Foi iniciado o segundo tempo de um dos maiores genocídios da terra da contemporaneidade, que vigeu do século XVI ao século XX e que hoje, com diretrizes oficializadas pelo poder econômico desenvolvimentista, permanece disfarçado de países desenvolvidos, subdesenvolvidos e países atrasados, ou melhor, gente do primeiro mundo, o quase gente dos subdesenvolvidos e outra espécie parecida com gente, a dos países atrasados, é assim que se divide o mundo atual. Os humanos, os quases humanos e os humanóides, os que se defendem e sofrem para serem humanos.
A negra levanta a saia de cetim ou de algodão trançado, de soslaio o algoz admira, olha para as ancas, os peitos, a perfeição da cintura, ativa as narinas e sente o cheiro do pecado nas profundezas cerebrais. Nariz antenado no odor vindo da região pudenda, não resiste, ali dá-se início a mais um brasileiro mestiço, parte Alentejo e partes de Angola, Congo, Costa da Guiné, Costa do Ouro, Costa dos Escravos e do Benin. Sem o consentimento das matrizes, muitos brasileiros foram gerados à força, por parte do opressor.

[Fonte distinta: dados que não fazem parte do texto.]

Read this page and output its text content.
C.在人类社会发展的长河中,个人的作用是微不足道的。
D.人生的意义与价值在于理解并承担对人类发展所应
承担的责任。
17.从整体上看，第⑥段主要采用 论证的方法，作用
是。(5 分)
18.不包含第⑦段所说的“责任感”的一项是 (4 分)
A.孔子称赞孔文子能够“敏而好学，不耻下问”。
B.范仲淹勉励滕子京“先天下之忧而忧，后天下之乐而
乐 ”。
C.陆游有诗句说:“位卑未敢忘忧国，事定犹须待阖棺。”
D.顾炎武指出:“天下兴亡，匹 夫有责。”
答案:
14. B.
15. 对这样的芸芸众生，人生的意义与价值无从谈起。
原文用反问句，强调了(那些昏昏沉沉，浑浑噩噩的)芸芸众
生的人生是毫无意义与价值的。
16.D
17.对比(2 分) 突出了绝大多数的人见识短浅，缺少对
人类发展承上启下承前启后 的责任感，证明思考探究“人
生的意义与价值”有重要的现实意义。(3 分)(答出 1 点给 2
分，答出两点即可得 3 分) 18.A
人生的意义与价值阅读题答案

Sob os chicotes nas senzalas, trabalhos árduos por mais de 18 horas ininterruptas, tambores a rufarem madrugadas a dentro, brigas, mortes e a mistura entre povos de três continentes, nascia o gigante Brasil, a mais miscigenada nação do mundo. Nascia um povo sem rumo e sem prumo, com raizes diferentes, sem língua e sem costumes, foi assim que nasceu o Brasil, uma nação plural e heterogênia, um povo com várias raízes, cuja raiz principal foi aos poucos fagocitada e oprimida pelas invasoras. Assim nasceu o Brasil e é por isso que o Brasil é assim, um país explorado desde a sua invasão.

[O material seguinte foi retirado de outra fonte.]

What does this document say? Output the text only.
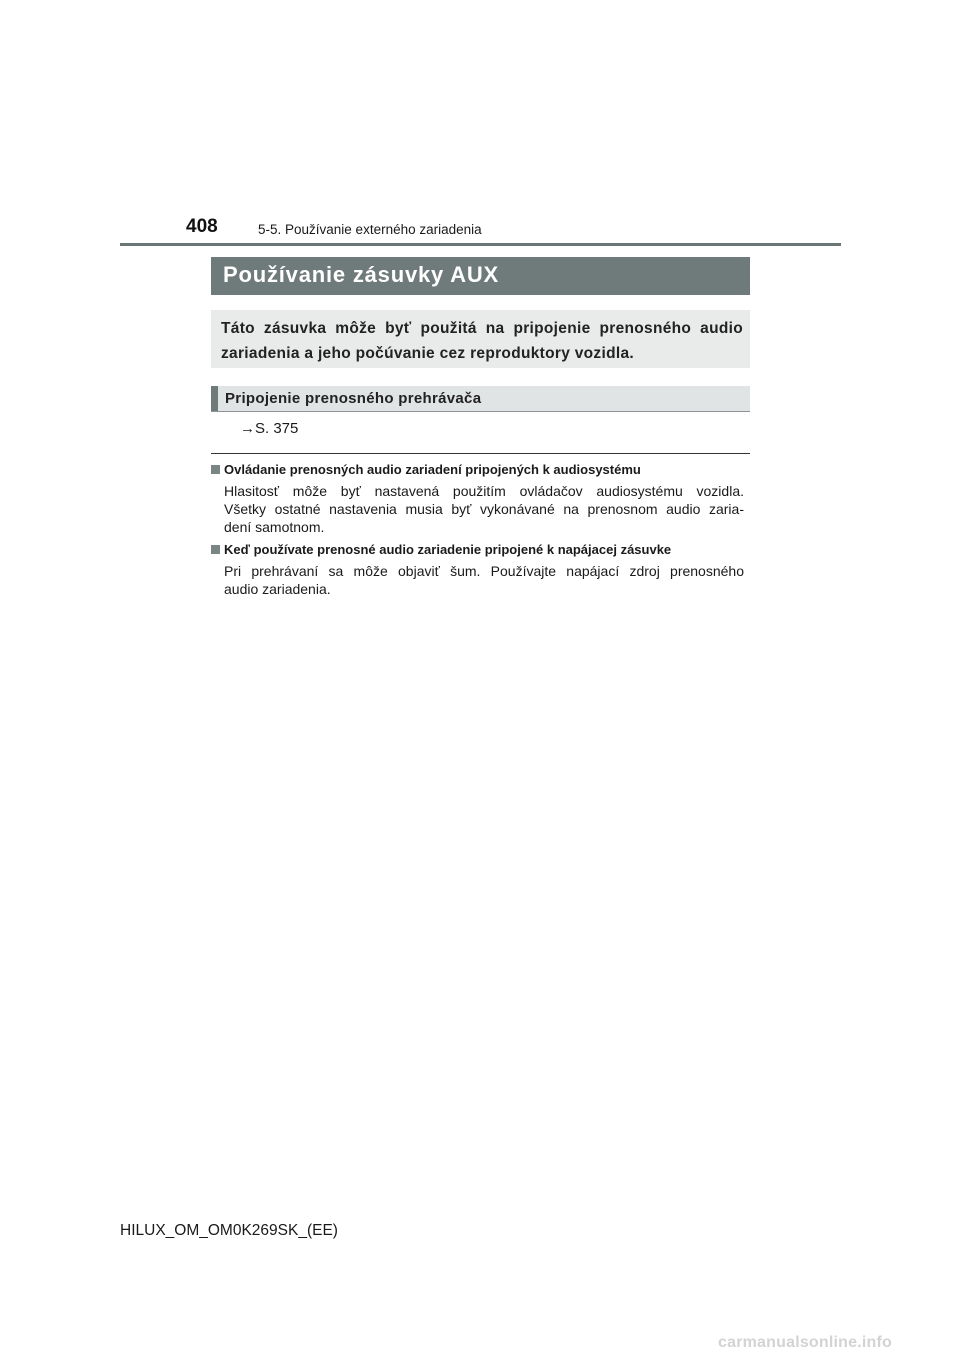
408	5-5. Používanie externého zariadenia
Používanie zásuvky AUX

Táto zásuvka môže byť použitá na pripojenie prenosného audio zariadenia a jeho počúvanie cez reproduktory vozidla.

Pripojenie prenosného prehrávača
→S. 375
Ovládanie prenosných audio zariadení pripojených k audiosystému
Hlasitosť môže byť nastavená použitím ovládačov audiosystému vozidla.
Všetky ostatné nastavenia musia byť vykonávané na prenosnom audio zaria-
dení samotnom.
Keď používate prenosné audio zariadenie pripojené k napájacej zásuvke
Pri prehrávaní sa môže objaviť šum. Používajte napájací zdroj prenosného
audio zariadenia.
HILUX_OM_OM0K269SK_(EE)
carmanualsonline.info
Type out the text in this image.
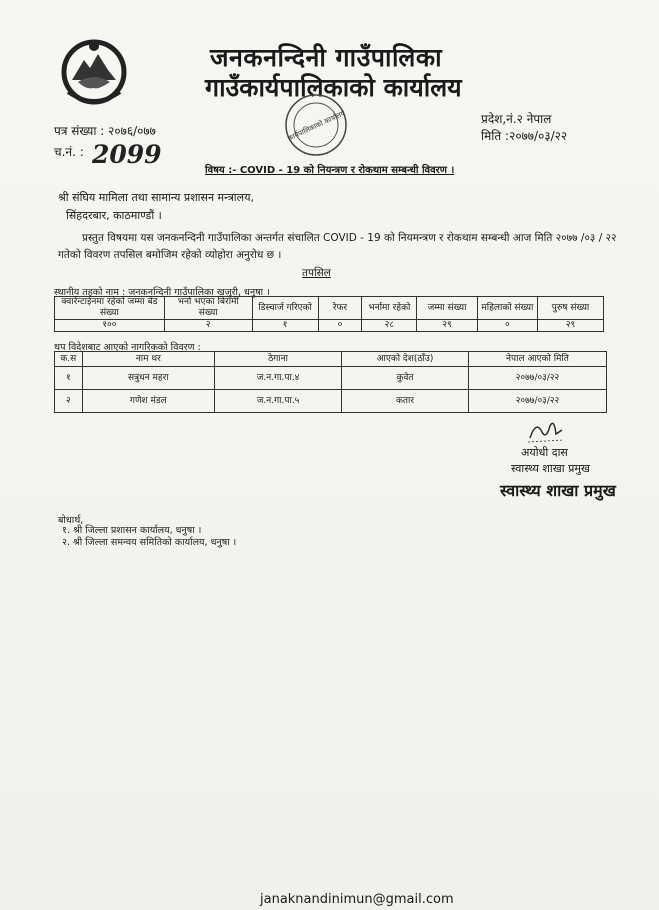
जनकनन्दिनी गाउँपालिका
गाउँकार्यपालिकाको कार्यालय
कार्यपालिकाको कार्यालय	प्रदेश,नं.२ नेपाल
मिति :२०७७/०३/२२
पत्र संख्या : २०७६/०७७
च.नं. : 2099
विषय :- COVID - 19 को नियन्त्रण र रोकथाम सम्बन्धी विवरण ।
श्री संघिय मामिला तथा सामान्य प्रशासन मन्त्रालय,
सिंहदरबार, काठमाण्डौं ।
प्रस्तुत विषयमा यस जनकनन्दिनी गाउँपालिका अन्तर्गत संचालित COVID - 19 को नियमन्त्रण र रोकथाम सम्बन्धी आज मिति २०७७ /०३ / २२ गतेको विवरण तपसिल बमोजिम रहेको व्योहोरा अनुरोध छ ।
तपसिल
स्थानीय तहको नाम : जनकनन्दिनी गाउँपालिका खजुरी, धनुषा ।
क्वारेन्टाईनमा रहेको जम्मा बेड संख्या	भर्ना भएका बिरामी संख्या	डिस्चार्ज गरिएको	रेफर	भर्नामा रहेको	जम्मा संख्या	महिलाको संख्या	पुरुष संख्या
१००	२	१	०	२८	२९	०	२९
थप विदेशबाट आएको नागरिकको विवरण :
क.स	नाम थर	ठेगाना	आएको देश(ठाँउ)	नेपाल आएको मिति
१	सत्रुधन महरा	ज.न.गा.पा.४	कुवेत	२०७७/०३/२२
२	गणेश मंडल	ज.न.गा.पा.५	कतार	२०७७/०३/२२
अयोधी दास
स्वास्थ्य शाखा प्रमुख
स्वास्थ्य शाखा प्रमुख
बोधार्थ,
१. श्री जिल्ला प्रशासन कार्यालय, धनुषा ।
२. श्री जिल्ला समन्वय समितिको कार्यालय, धनुषा ।
janaknandinimun@gmail.com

Nação que, mesmo com esta mistura genética, alguns sentem-se superiores, "os originais" e multiplicam todos os tipos de preconceitos pela pele e ancestralidades, quando na verdade todos os ocupantes desta terra chamada Brasil, foram forjados no mesmo calderão em efervescência sexual.
Todos são brasileiros, não no caráter pejorativo de antigamente, que eram designados os cortadores do Pau Brasil para o deleite dos ocidendetais, e sim o Gentílico daqueles que nascem no Brasil, aqueles que geneticamente possuem os mesmos genes. O que muda é a dosagem, a interação e a distribuição nos cromossomos, num percentual de 0,004% do genoma humano apenas em relação ao cabelo e pele.
Conclui-se que, todas as raças são iguais, constituem a Raça Humana.